A vocal minority say kids are too young to learn about sexuality and gender, that they are adult concepts, but kids learn about heterosexual relationships and binary gender roles from the moment they are born. Is what people really mean when they say kids are too young to learn about sexuality and gender that they are too young to learn about queer identities? Kids shouldn’t be exposed to age-inappropriate material. That is not in question. To be clear, I am talking about age-appropriate content adjacent to what kids learn about straight identities.
Is all drag appropriate for kids? Absolutely not, but that doesn’t mean that none of it is. Is drag inherently sexual? No. It’s performance that uses the heightened costume of gender to entertain. Kids see colour, fun and sparkles. They are not sexualising it. That’s something adults do.
Rather than acknowledging our shared humanity, detractors zoom in on the thing that makes queer people different – who we have sex with. Of course, queer people are much more than our sex lives but this preoccupation reduces us to “adult content”. Straight people have sex too, of course, but their identities are not sexualised because their sex is seen as “normal”. If you’re the status quo, it can be challenging to understand yourself independently of that, such as when you ask an American, “Where’s your accent from?” and they reply, “I don’t have an accent.”
When kids can’t have open, honest conversations with caregivers and teachers, when they don’t learn about themselves in the toys they play with, books they read, and TV they watch, they go looking for answers elsewhere and for people who will listen. Kids looking to be heard can often find people willing to listen in chat rooms and inappropriate corners of the internet. To ensure the safety of children, we need to create environments where they feel affirmed, free to ask questions and talk about their feelings. Lack of diverse examples means we develop with an inability to understand, to be empathetic and accepting of experiences different to our own.

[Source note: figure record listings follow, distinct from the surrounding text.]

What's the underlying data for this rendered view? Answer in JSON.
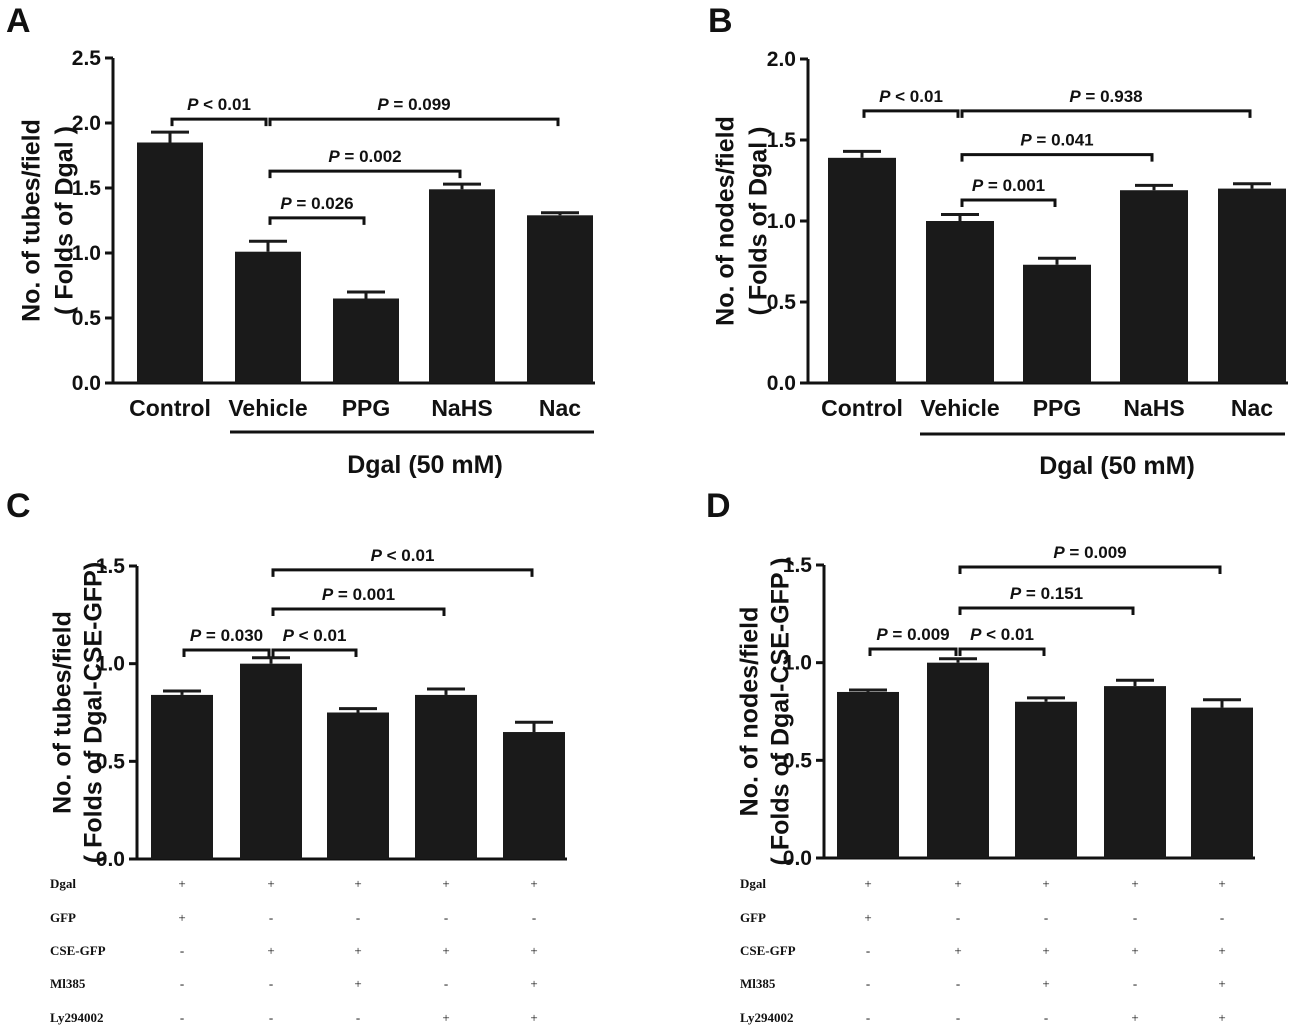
{
  "chart_data": [
    {
      "panel": "A",
      "type": "bar",
      "ylabel": [
        "No. of tubes/field",
        "( Folds of Dgal )"
      ],
      "ylim": [
        0,
        2.5
      ],
      "yticks": [
        "0.0",
        "0.5",
        "1.0",
        "1.5",
        "2.0",
        "2.5"
      ],
      "yticks_values": [
        0,
        0.5,
        1.0,
        1.5,
        2.0,
        2.5
      ],
      "categories": [
        "Control",
        "Vehicle",
        "PPG",
        "NaHS",
        "Nac"
      ],
      "values": [
        1.85,
        1.01,
        0.65,
        1.49,
        1.29
      ],
      "errors": [
        0.08,
        0.08,
        0.05,
        0.04,
        0.02
      ],
      "comparisons": [
        {
          "from": 0,
          "to": 1,
          "label": "P < 0.01",
          "y": 2.03
        },
        {
          "from": 1,
          "to": 4,
          "label": "P = 0.099",
          "y": 2.03
        },
        {
          "from": 1,
          "to": 3,
          "label": "P = 0.002",
          "y": 1.63
        },
        {
          "from": 1,
          "to": 2,
          "label": "P = 0.026",
          "y": 1.27
        }
      ],
      "group": {
        "label": "Dgal (50 mM)",
        "from": 1,
        "to": 4
      }
    },
    {
      "panel": "B",
      "type": "bar",
      "ylabel": [
        "No. of nodes/field",
        "( Folds of Dgal )"
      ],
      "ylim": [
        0,
        2.0
      ],
      "yticks": [
        "0.0",
        "0.5",
        "1.0",
        "1.5",
        "2.0"
      ],
      "yticks_values": [
        0,
        0.5,
        1.0,
        1.5,
        2.0
      ],
      "categories": [
        "Control",
        "Vehicle",
        "PPG",
        "NaHS",
        "Nac"
      ],
      "values": [
        1.39,
        1.0,
        0.73,
        1.19,
        1.2
      ],
      "errors": [
        0.04,
        0.04,
        0.04,
        0.03,
        0.03
      ],
      "comparisons": [
        {
          "from": 0,
          "to": 1,
          "label": "P < 0.01",
          "y": 1.68
        },
        {
          "from": 1,
          "to": 4,
          "label": "P = 0.938",
          "y": 1.68
        },
        {
          "from": 1,
          "to": 3,
          "label": "P = 0.041",
          "y": 1.41
        },
        {
          "from": 1,
          "to": 2,
          "label": "P = 0.001",
          "y": 1.13
        }
      ],
      "group": {
        "label": "Dgal (50 mM)",
        "from": 1,
        "to": 4
      }
    },
    {
      "panel": "C",
      "type": "bar",
      "ylabel": [
        "No. of tubes/field",
        "( Folds of Dgal-CSE-GFP)"
      ],
      "ylim": [
        0,
        1.5
      ],
      "yticks": [
        "0.0",
        "0.5",
        "1.0",
        "1.5"
      ],
      "yticks_values": [
        0,
        0.5,
        1.0,
        1.5
      ],
      "categories": [
        "",
        "",
        "",
        "",
        ""
      ],
      "values": [
        0.84,
        1.0,
        0.75,
        0.84,
        0.65
      ],
      "errors": [
        0.02,
        0.03,
        0.02,
        0.03,
        0.05
      ],
      "comparisons": [
        {
          "from": 0,
          "to": 1,
          "label": "P = 0.030",
          "y": 1.07
        },
        {
          "from": 1,
          "to": 2,
          "label": "P < 0.01",
          "y": 1.07
        },
        {
          "from": 1,
          "to": 3,
          "label": "P = 0.001",
          "y": 1.28
        },
        {
          "from": 1,
          "to": 4,
          "label": "P < 0.01",
          "y": 1.48
        }
      ],
      "condition_rows": [
        {
          "label": "Dgal",
          "signs": [
            "+",
            "+",
            "+",
            "+",
            "+"
          ]
        },
        {
          "label": "GFP",
          "signs": [
            "+",
            "-",
            "-",
            "-",
            "-"
          ]
        },
        {
          "label": "CSE-GFP",
          "signs": [
            "-",
            "+",
            "+",
            "+",
            "+"
          ]
        },
        {
          "label": "Ml385",
          "signs": [
            "-",
            "-",
            "+",
            "-",
            "+"
          ]
        },
        {
          "label": "Ly294002",
          "signs": [
            "-",
            "-",
            "-",
            "+",
            "+"
          ]
        }
      ]
    },
    {
      "panel": "D",
      "type": "bar",
      "ylabel": [
        "No. of nodes/field",
        "( Folds of Dgal-CSE-GFP )"
      ],
      "ylim": [
        0,
        1.5
      ],
      "yticks": [
        "0.0",
        "0.5",
        "1.0",
        "1.5"
      ],
      "yticks_values": [
        0,
        0.5,
        1.0,
        1.5
      ],
      "categories": [
        "",
        "",
        "",
        "",
        ""
      ],
      "values": [
        0.85,
        1.0,
        0.8,
        0.88,
        0.77
      ],
      "errors": [
        0.01,
        0.02,
        0.02,
        0.03,
        0.04
      ],
      "comparisons": [
        {
          "from": 0,
          "to": 1,
          "label": "P = 0.009",
          "y": 1.07
        },
        {
          "from": 1,
          "to": 2,
          "label": "P < 0.01",
          "y": 1.07
        },
        {
          "from": 1,
          "to": 3,
          "label": "P = 0.151",
          "y": 1.28
        },
        {
          "from": 1,
          "to": 4,
          "label": "P = 0.009",
          "y": 1.49
        }
      ],
      "condition_rows": [
        {
          "label": "Dgal",
          "signs": [
            "+",
            "+",
            "+",
            "+",
            "+"
          ]
        },
        {
          "label": "GFP",
          "signs": [
            "+",
            "-",
            "-",
            "-",
            "-"
          ]
        },
        {
          "label": "CSE-GFP",
          "signs": [
            "-",
            "+",
            "+",
            "+",
            "+"
          ]
        },
        {
          "label": "Ml385",
          "signs": [
            "-",
            "-",
            "+",
            "-",
            "+"
          ]
        },
        {
          "label": "Ly294002",
          "signs": [
            "-",
            "-",
            "-",
            "+",
            "+"
          ]
        }
      ]
    }
  ]
}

There is an increasing trend in the US for some extreme Republicans to use the term “grooming” when referring to Democrats who support LGBTQ+ people’s rights. Demonising their enemy by accusing them of doing the universally agreed most heinous of things, sexually abusing children. Grooming is a psychological process through which an abuser builds a relationship with a young victim so they can sexually abuse them. Grooming is not drag queen story time. When you use language of abuse where none exists, the words lose meaning, endangering young people. This tactic is also anti-LGBTQ+ prejudice, breeding hate for queer people by conflating our identities with paedophilia (a long used, and baseless, trope).
Antic referring to my Story Time as grooming is a political tactic to weaponise the protection of children to win political points. It’s ripped straight from the right-wing American culture war playbook. I normally wouldn’t respond and give this fringe opinion more oxygen, but I’ve seen this tactic deployed increasingly in Australia and it needed to be debunked.
In Australia, LGBTIQ+ young people experience significant health and wellbeing disparities due, in part at least, to stigma and discrimination. They are five times more likely than their peers to attempt suicide and six times more likely to experience depression; almost one in four have experienced homelessness; and a devastating one in two trans youths has attempted to take their own life. The conversation needs to shift away from homo and transphobic dog-whistling about drag queens, and onto how we can continue to protect all of our kids, including queer ones.
We help all kids flourish and stay safe by sharing more types of stories, not fewer. When we offer them as many options as possible, they find what authentically fits and fine-tune it from there.
It’s five years since marriage equality passed, it’s Trans Awareness Week, and the largest Pride celebration in the world, Sydney World Pride, is coming to town in February, so it bears repeating: We’re here. We’re queer. Get used to it.
And on that note, I’m off to write a children’s book.
Courtney Act is a singer, presenter, drag artist and author of the best-selling memoir Caught in the Act.